New Delhi: Non-banking financial companies' (NBFCs) education loan assets under management (AUM) are likely to grow 35-40% to ₹35,000 crore in the current fiscal, driven by specialized business models and a rise in students studying abroad, according to rating agency Crisil on Thursday.
Although education loans by NBFCs are expected to increase at a more moderate pace compared to the previous fiscal year, the growth remains healthy. Crisil estimates that the AUM for education loans nearly doubled to over ₹25,000 crore in FY23 from ₹13,000 crore in FY22.
Despite rapid growth, asset quality in the segment has remained strong, with low levels of non-performing assets (NPAs) due to protective structural features of these loans.
Krishnan Sitaraman, senior director and deputy chief ratings officer at Crisil Ratings, said that swift loan disbursement, adequate risk classification of foreign universities, and structured loan repayment terms have enabled NBFCs to optimally serve the financing needs of students studying abroad.
In FY21, growth stagnated as the Covid-19 pandemic halted international travel, with the number of students traveling abroad dropping to 260,000, a decline of over 50% compared to the previous year. As the pandemic's impact lessened, this number increased to 450,000 and 750,000 for FY22 and FY23, respectively.

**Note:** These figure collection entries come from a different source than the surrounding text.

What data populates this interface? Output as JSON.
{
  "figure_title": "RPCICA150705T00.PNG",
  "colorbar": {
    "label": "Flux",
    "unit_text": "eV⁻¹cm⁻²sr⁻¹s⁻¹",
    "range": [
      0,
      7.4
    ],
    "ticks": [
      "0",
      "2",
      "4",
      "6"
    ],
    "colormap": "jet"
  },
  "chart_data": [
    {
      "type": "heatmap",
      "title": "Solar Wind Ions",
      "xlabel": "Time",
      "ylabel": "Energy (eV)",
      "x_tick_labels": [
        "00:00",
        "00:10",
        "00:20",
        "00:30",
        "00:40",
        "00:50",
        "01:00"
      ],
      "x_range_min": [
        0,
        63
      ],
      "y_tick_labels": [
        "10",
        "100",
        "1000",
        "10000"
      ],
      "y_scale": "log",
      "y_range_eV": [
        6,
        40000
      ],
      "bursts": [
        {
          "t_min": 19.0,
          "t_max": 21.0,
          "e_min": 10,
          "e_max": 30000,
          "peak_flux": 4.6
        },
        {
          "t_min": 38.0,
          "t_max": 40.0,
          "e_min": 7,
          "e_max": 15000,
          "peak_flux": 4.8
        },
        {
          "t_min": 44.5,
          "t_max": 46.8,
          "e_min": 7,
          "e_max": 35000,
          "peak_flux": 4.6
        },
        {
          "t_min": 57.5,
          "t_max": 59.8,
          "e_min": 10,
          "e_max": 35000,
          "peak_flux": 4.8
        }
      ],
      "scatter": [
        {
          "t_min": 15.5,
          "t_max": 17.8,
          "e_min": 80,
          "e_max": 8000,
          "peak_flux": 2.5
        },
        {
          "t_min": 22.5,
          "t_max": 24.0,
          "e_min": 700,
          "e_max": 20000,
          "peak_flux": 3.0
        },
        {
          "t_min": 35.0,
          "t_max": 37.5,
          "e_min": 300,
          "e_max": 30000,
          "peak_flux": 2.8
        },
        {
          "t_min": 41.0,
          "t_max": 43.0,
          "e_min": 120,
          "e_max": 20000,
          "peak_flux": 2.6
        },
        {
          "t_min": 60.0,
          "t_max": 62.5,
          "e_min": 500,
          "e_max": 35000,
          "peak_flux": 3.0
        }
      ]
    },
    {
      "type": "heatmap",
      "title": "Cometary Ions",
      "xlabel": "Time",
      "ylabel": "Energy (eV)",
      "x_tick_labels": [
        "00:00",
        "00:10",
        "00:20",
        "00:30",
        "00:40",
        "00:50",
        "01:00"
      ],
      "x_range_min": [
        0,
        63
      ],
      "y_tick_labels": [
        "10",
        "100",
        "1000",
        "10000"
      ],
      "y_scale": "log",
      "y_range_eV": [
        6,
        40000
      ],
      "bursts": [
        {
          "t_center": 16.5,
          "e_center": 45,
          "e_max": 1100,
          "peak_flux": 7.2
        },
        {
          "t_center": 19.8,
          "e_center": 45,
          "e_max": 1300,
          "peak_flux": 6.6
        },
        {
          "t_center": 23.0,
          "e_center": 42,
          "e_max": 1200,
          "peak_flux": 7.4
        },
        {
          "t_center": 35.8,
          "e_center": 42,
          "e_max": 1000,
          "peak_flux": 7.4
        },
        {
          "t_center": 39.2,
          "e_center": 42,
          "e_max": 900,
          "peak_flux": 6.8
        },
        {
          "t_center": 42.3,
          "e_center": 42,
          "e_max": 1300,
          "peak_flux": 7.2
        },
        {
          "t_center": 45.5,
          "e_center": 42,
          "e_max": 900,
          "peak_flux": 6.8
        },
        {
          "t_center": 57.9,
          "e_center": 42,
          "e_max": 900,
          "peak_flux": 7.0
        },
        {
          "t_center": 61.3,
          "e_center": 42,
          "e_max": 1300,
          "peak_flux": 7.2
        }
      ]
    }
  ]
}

Crisil noted that over 90% of education loans are for studying abroad, with US academic courses accounting for over half of these NBFCs' education loan AUM, followed by Canada at 20-25%.
Although the number of Indian students studying abroad is expected to keep rising, growth rates may moderate due to a higher base effect, subdued global economic growth, and related layoffs, particularly in the technology sector.
Crisil added that education loan delinquencies have remained low for NBFCs so far, with built-in structural features of these loans playing a significant role.
Ajit Velonie, senior director at Crisil Ratings, explained that compulsory co-borrowers, a focus on STEM courses with better employability prospects, and structured repayment terms have supported the asset quality of education loan NBFCs. As a result, gross NPA stayed below 0.5% even during the pandemic.